Bugnet gives your football game an in-game report button so a player who just conceded to a brain-dead defender or a phantom offside can report it in the moment, and the SDK captures the match state automatically. You wire that capture to include the relevant players' AI decisions and positions, the ball trajectory and last contact, the set piece setup, the offside line, and the match ID, tick, and latency. The player says the AI is broken; the snapshot shows which decision failed. Crashes during a chaotic goalmouth scramble arrive with a full stack trace and device and platform context.

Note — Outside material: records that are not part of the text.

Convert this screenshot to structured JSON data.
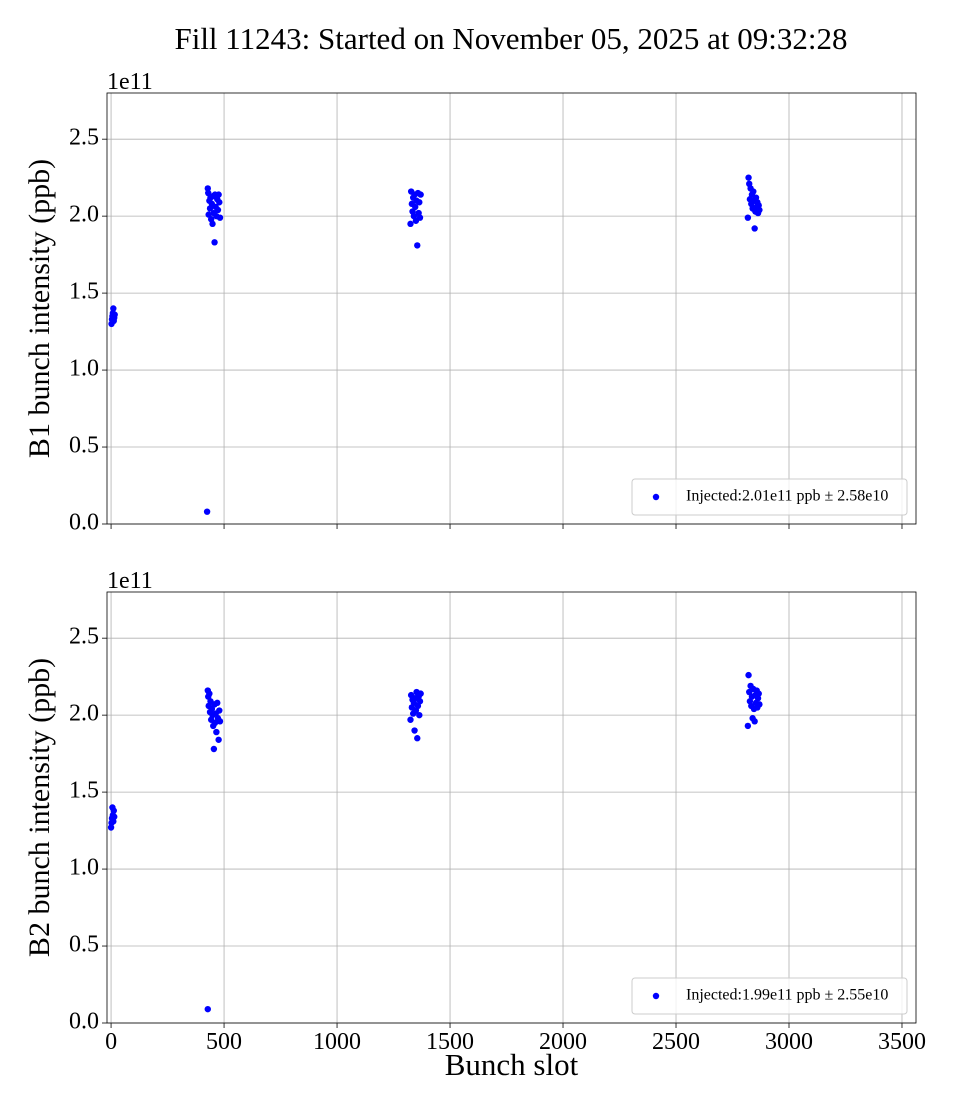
{
  "chart_data": [
    {
      "type": "scatter",
      "title": "Fill 11243: Started on November 05, 2025 at 09:32:28",
      "ylabel": "B1 bunch intensity (ppb)",
      "offset_text": "1e11",
      "xlim": [
        -18,
        3562
      ],
      "ylim": [
        0,
        2.8
      ],
      "xticks": [
        0,
        500,
        1000,
        1500,
        2000,
        2500,
        3000,
        3500
      ],
      "show_xtick_labels": false,
      "yticks": [
        {
          "value": 0,
          "label": "0.0"
        },
        0.5,
        {
          "value": 1,
          "label": "1.0"
        },
        1.5,
        {
          "value": 2,
          "label": "2.0"
        },
        2.5
      ],
      "grid": true,
      "legend": "lower right",
      "series": [
        {
          "name": "Injected:2.01e11 ppb ± 2.58e10",
          "color": "#0000ff",
          "x": [
            2,
            4,
            6,
            8,
            10,
            12,
            14,
            16,
            425,
            428,
            430,
            432,
            435,
            438,
            440,
            443,
            446,
            449,
            452,
            455,
            458,
            460,
            463,
            466,
            470,
            473,
            476,
            479,
            482,
            1325,
            1328,
            1331,
            1334,
            1337,
            1340,
            1343,
            1346,
            1349,
            1352,
            1355,
            1358,
            1361,
            1364,
            1367,
            1370,
            2818,
            2821,
            2824,
            2827,
            2830,
            2833,
            2836,
            2839,
            2842,
            2845,
            2848,
            2851,
            2854,
            2857,
            2860,
            2863,
            2866,
            2869
          ],
          "y": [
            1.3,
            1.33,
            1.35,
            1.37,
            1.4,
            1.32,
            1.34,
            1.36,
            0.08,
            2.18,
            2.15,
            2.01,
            2.1,
            2.05,
            2.12,
            1.98,
            2.08,
            1.95,
            2.13,
            2.02,
            1.83,
            2.14,
            2.06,
            2.0,
            2.11,
            2.04,
            2.14,
            2.09,
            1.99,
            1.95,
            2.16,
            2.08,
            2.03,
            2.12,
            2.0,
            2.14,
            2.06,
            1.97,
            2.1,
            1.81,
            2.15,
            2.02,
            2.09,
            1.99,
            2.14,
            1.99,
            2.25,
            2.21,
            2.11,
            2.18,
            2.08,
            2.14,
            2.05,
            2.16,
            2.1,
            1.92,
            2.03,
            2.12,
            2.06,
            2.09,
            2.02,
            2.07,
            2.04
          ]
        }
      ]
    },
    {
      "type": "scatter",
      "xlabel": "Bunch slot",
      "ylabel": "B2 bunch intensity (ppb)",
      "offset_text": "1e11",
      "xlim": [
        -18,
        3562
      ],
      "ylim": [
        0,
        2.8
      ],
      "xticks": [
        0,
        500,
        1000,
        1500,
        2000,
        2500,
        3000,
        3500
      ],
      "show_xtick_labels": true,
      "yticks": [
        {
          "value": 0,
          "label": "0.0"
        },
        0.5,
        {
          "value": 1,
          "label": "1.0"
        },
        1.5,
        {
          "value": 2,
          "label": "2.0"
        },
        2.5
      ],
      "grid": true,
      "legend": "lower right",
      "series": [
        {
          "name": "Injected:1.99e11 ppb ± 2.55e10",
          "color": "#0000ff",
          "x": [
            0,
            2,
            4,
            6,
            8,
            10,
            12,
            14,
            428,
            428,
            430,
            432,
            435,
            438,
            440,
            443,
            446,
            449,
            452,
            455,
            458,
            460,
            463,
            466,
            470,
            473,
            476,
            479,
            482,
            1325,
            1328,
            1331,
            1334,
            1337,
            1340,
            1343,
            1346,
            1349,
            1352,
            1355,
            1358,
            1361,
            1364,
            1367,
            1370,
            2818,
            2821,
            2824,
            2827,
            2830,
            2833,
            2836,
            2839,
            2842,
            2845,
            2848,
            2851,
            2854,
            2857,
            2860,
            2863,
            2866,
            2869
          ],
          "y": [
            1.27,
            1.3,
            1.33,
            1.4,
            1.35,
            1.31,
            1.38,
            1.34,
            0.09,
            2.16,
            2.12,
            2.06,
            2.14,
            2.02,
            2.09,
            1.97,
            2.04,
            2.0,
            1.93,
            1.78,
            2.07,
            1.95,
            2.01,
            1.89,
            2.08,
            1.98,
            1.84,
            2.03,
            1.96,
            1.97,
            2.13,
            2.05,
            2.1,
            2.01,
            2.08,
            1.9,
            2.11,
            2.03,
            2.15,
            1.85,
            2.06,
            2.12,
            2.0,
            2.09,
            2.14,
            1.93,
            2.26,
            2.15,
            2.09,
            2.19,
            2.06,
            2.12,
            1.98,
            2.17,
            2.04,
            1.96,
            2.13,
            2.08,
            2.16,
            2.05,
            2.11,
            2.14,
            2.07
          ]
        }
      ]
    }
  ]
}
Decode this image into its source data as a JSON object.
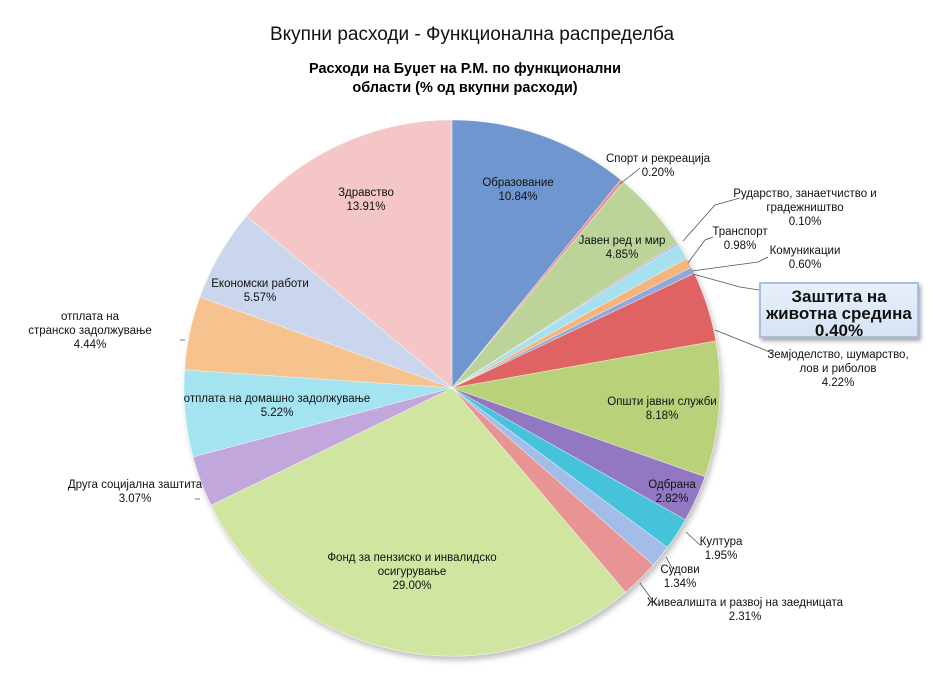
{
  "page_title": "Вкупни расходи - Функционална распределба",
  "chart_data": {
    "type": "pie",
    "title": "Расходи на Буџет на Р.М. по функционални области (% од вкупни расходи)",
    "title_lines": [
      "Расходи на Буџет на Р.М. по функционални",
      "области (% од вкупни расходи)"
    ],
    "unit": "%",
    "start": "12 o'clock, clockwise",
    "slices": [
      {
        "label": "Образование",
        "lines": [
          "Образование"
        ],
        "value": 10.84,
        "value_text": "10.84%",
        "color": "#7096cf"
      },
      {
        "label": "Спорт и рекреација",
        "lines": [
          "Спорт и рекреација"
        ],
        "value": 0.2,
        "value_text": "0.20%",
        "color": "#ec8f8f"
      },
      {
        "label": "Јавен ред и мир",
        "lines": [
          "Јавен ред и мир"
        ],
        "value": 4.85,
        "value_text": "4.85%",
        "color": "#bcd49a"
      },
      {
        "label": "Рударство, занаетчиство и градежништво",
        "lines": [
          "Рударство, занаетчиство и",
          "градежништво"
        ],
        "value": 0.1,
        "value_text": "0.10%",
        "color": "#b39ad6"
      },
      {
        "label": "Транспорт",
        "lines": [
          "Транспорт"
        ],
        "value": 0.98,
        "value_text": "0.98%",
        "color": "#a7e0ee"
      },
      {
        "label": "Комуникации",
        "lines": [
          "Комуникации"
        ],
        "value": 0.6,
        "value_text": "0.60%",
        "color": "#f5b47a"
      },
      {
        "label": "Заштита на животна средина",
        "lines": [
          "Заштита на",
          "животна средина"
        ],
        "value": 0.4,
        "value_text": "0.40%",
        "color": "#8fa9dc"
      },
      {
        "label": "Земјоделство, шумарство, лов и риболов",
        "lines": [
          "Земјоделство, шумарство,",
          "лов и риболов"
        ],
        "value": 4.22,
        "value_text": "4.22%",
        "color": "#e06363"
      },
      {
        "label": "Општи јавни служби",
        "lines": [
          "Општи јавни служби"
        ],
        "value": 8.18,
        "value_text": "8.18%",
        "color": "#b9d27a"
      },
      {
        "label": "Одбрана",
        "lines": [
          "Одбрана"
        ],
        "value": 2.82,
        "value_text": "2.82%",
        "color": "#9278c2"
      },
      {
        "label": "Култура",
        "lines": [
          "Култура"
        ],
        "value": 1.95,
        "value_text": "1.95%",
        "color": "#45c3da"
      },
      {
        "label": "Судови",
        "lines": [
          "Судови"
        ],
        "value": 1.34,
        "value_text": "1.34%",
        "color": "#a3bce8"
      },
      {
        "label": "Живеалишта и развој на заедницата",
        "lines": [
          "Живеалишта и развој на заедницата"
        ],
        "value": 2.31,
        "value_text": "2.31%",
        "color": "#e89494"
      },
      {
        "label": "Фонд за пензиско и инвалидско осигурување",
        "lines": [
          "Фонд за пензиско и инвалидско",
          "осигурување"
        ],
        "value": 29.0,
        "value_text": "29.00%",
        "color": "#d0e5a0"
      },
      {
        "label": "Друга социјална заштита",
        "lines": [
          "Друга социјална заштита"
        ],
        "value": 3.07,
        "value_text": "3.07%",
        "color": "#c1a7dc"
      },
      {
        "label": "отплата на домашно задолжување",
        "lines": [
          "отплата на домашно задолжување"
        ],
        "value": 5.22,
        "value_text": "5.22%",
        "color": "#a4e3f0"
      },
      {
        "label": "отплата на странско задолжување",
        "lines": [
          "отплата на",
          "странско задолжување"
        ],
        "value": 4.44,
        "value_text": "4.44%",
        "color": "#f6c38f"
      },
      {
        "label": "Економски работи",
        "lines": [
          "Економски работи"
        ],
        "value": 5.57,
        "value_text": "5.57%",
        "color": "#cad6ee"
      },
      {
        "label": "Здравство",
        "lines": [
          "Здравство"
        ],
        "value": 13.91,
        "value_text": "13.91%",
        "color": "#f4c6c6"
      }
    ],
    "callout": {
      "lines": [
        "Заштита на",
        "животна средина"
      ],
      "value_text": "0.40%"
    }
  }
}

Because the same AI or ball complaint comes from thousands of players, Bugnet folds duplicate reports into one issue with an occurrence count that becomes your priority signal. A defensive-tracking bug with a thousand reports outranks a rare set-piece glitch. Custom fields store the match mode and difficulty, player attributes track platform and online versus offline play, and one dashboard lets you filter to a mode, difficulty, or online status to find exactly where the AI, ball physics, or netcode breaks instead of reading every match report by hand.

Testing the match by phase

Football bugs emerge from phases of play, so test by phase. Build automated matches that run defensive shapes against every attacking pattern, replay every set piece routine, take shots and passes from every angle, and simulate online play under varied latency. Most AI, set piece, and netcode bugs surface when you brute-force these phases rather than playing one scripted move, and a nightly run catches regressions in positioning, ball physics, and reconciliation before a build reaches players.

Pair that synthetic coverage with real field reports, because players generate match situations no scripted test anticipates. When a new ball-watching or desync bug arrives with full match state attached, fold that exact phase into your test suite so it cannot silently regress. Over time your football game becomes one where the AI defends like it should and the ball goes where it is kicked online and offline, and your reports shift from the AI is brain-dead to genuinely rare edge cases worth a closer look.

Football is twenty-two AIs and one watched ball. Capture the decisions, the ball path, and the tick and a brain-dead moment becomes a phase you can replay.